Getting to Know Your Board

Janet Standen,

Hi Everyone! I’m a Brit who has officially lived here for 18 years this month. I finally realized it was time to apply to become an American citizen when I was more interested in all the U.S. athletes than I was the U.K. athletes in last summer’s Olympic Games! In the middle of April I have my interview on my application for naturalization, so by the time you actually read this, hopefully I will be a U.S. citizen!

How did I come to be here in the U.S. in the first place? I was traveling down the East Coast of India, in Orissa, when I met an American from San Francisco—it was December 28, 1998. Julian and I got married exactly six months to the day later in San Francisco.

In that six months a lot happened!
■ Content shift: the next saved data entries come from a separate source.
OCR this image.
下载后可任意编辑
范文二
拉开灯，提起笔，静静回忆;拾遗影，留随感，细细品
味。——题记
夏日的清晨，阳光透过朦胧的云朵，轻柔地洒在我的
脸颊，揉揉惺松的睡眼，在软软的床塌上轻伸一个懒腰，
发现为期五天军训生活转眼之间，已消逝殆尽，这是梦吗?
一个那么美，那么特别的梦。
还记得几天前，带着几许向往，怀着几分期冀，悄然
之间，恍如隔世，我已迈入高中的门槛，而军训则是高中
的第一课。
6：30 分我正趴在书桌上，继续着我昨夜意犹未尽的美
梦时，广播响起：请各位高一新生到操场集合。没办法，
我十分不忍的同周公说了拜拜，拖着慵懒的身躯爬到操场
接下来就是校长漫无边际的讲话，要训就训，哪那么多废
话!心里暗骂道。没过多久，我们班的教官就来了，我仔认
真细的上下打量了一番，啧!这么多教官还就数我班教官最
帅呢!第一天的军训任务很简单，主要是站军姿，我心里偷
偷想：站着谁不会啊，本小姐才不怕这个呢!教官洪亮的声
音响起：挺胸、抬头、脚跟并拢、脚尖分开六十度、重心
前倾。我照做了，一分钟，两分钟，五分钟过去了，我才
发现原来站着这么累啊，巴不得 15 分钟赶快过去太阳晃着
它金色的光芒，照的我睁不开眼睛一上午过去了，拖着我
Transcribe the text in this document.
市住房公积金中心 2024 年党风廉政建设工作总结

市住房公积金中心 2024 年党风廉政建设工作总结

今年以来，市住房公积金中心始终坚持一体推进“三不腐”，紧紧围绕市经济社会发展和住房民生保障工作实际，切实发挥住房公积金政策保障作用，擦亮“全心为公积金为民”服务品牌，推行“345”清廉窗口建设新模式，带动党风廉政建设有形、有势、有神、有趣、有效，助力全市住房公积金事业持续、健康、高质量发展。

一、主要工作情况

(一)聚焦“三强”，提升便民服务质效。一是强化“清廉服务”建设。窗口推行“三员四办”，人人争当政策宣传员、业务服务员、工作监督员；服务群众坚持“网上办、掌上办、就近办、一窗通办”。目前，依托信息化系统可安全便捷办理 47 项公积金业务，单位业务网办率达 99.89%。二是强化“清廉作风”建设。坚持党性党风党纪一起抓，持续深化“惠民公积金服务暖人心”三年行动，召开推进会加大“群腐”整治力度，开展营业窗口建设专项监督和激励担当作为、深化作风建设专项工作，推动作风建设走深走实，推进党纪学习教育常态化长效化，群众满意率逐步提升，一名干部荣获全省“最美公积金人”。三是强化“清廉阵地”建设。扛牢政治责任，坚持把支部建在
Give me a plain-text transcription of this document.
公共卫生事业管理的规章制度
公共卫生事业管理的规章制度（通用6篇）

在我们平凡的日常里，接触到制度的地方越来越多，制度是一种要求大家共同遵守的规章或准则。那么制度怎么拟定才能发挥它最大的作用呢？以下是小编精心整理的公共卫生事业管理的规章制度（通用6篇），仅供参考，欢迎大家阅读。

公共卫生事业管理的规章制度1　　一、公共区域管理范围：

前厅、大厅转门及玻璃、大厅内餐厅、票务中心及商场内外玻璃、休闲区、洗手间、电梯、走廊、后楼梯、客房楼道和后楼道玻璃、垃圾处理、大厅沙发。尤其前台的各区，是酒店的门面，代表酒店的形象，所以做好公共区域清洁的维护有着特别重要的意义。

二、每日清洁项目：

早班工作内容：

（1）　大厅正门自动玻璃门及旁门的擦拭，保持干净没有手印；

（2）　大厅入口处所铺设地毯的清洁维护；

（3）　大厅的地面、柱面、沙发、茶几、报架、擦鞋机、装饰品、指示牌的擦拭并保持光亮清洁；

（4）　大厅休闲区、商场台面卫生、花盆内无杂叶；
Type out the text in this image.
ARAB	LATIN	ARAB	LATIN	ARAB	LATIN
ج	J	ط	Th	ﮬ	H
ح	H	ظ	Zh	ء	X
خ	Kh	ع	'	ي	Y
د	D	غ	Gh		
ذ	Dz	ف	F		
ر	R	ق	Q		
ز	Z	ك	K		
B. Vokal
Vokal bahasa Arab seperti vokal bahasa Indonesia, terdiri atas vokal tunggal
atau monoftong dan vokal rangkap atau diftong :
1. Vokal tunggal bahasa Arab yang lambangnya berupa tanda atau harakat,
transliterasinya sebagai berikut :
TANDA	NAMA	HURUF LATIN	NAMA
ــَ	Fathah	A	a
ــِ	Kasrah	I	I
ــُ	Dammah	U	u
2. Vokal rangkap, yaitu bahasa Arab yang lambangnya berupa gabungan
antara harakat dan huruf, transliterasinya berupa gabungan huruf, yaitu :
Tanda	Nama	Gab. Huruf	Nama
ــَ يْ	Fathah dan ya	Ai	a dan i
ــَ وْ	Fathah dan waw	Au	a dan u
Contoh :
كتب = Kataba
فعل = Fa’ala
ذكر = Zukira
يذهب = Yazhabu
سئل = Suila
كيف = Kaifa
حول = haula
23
We realized we were in love and had each found “the one” and we decided that I, as a brand strategist, was more “exportable” than he was as an attorney specializing in California tax law. I sold my house in London so that we could buy a place together in San Francisco and I sold my third of a business I co-founded in London—a thriving brand strategy and innovation consultancy called New Solutions—to my partners so that I could move to San Francisco full time. A year later our daughter Sophie came along and changed our lives even more, and all for the better!

The one constant throughout my career, whether in new product development, as an Innovation Manager in Europe for Nestlé, as a Marketing Director at a design consultancy, or while running my own consultancy, has been a belief in the power of qualitative research to inform smarter business decisions.

When my daughter was five, I started working again here in the U.S. After five years as a brand strategy and innovation consultant, I purposefully shifted the emphasis of my projects to focus full-time on the power of qualitative research in unearthing those nuggets of truth that provide the critical insight to define a relevant brand promise, a better user experience, a stronger business direction, more effective communication, or shape a better idea.

Five years further on, I stumbled upon QRCA and I have been grateful ever since. I’ve been a member for just over five years, and I have found that the more I have become involved, the greater the chances I’ve had to get to know other members, and the breadth and depth of the benefits of being a member. I’ve had the pleasure of being a local Chapter Chair in San Francisco for three years, I’ve been on MarCom for two years, and now I’m proud to serve on the QRCA Board.

I love exploring and expanding the applications for qualitative research, whether it’s cracking faster qualitative without compromising quality, or helping to integrate qualitative approaches in different yet relevant ways into Innovation, B2B, UX/UI, and design research challenges. My mission as a QRCA Board member? I want to make sure other people aren’t practicing qual research in the U.S. for 10 years before they discover the power of being a QRCA member! I also want to make sure that UX and design researchers understand that they, too, are “qualitative researchers” who could benefit from being part of the QRCA community. Exciting times of change, as always, for us quallies and for QRCA!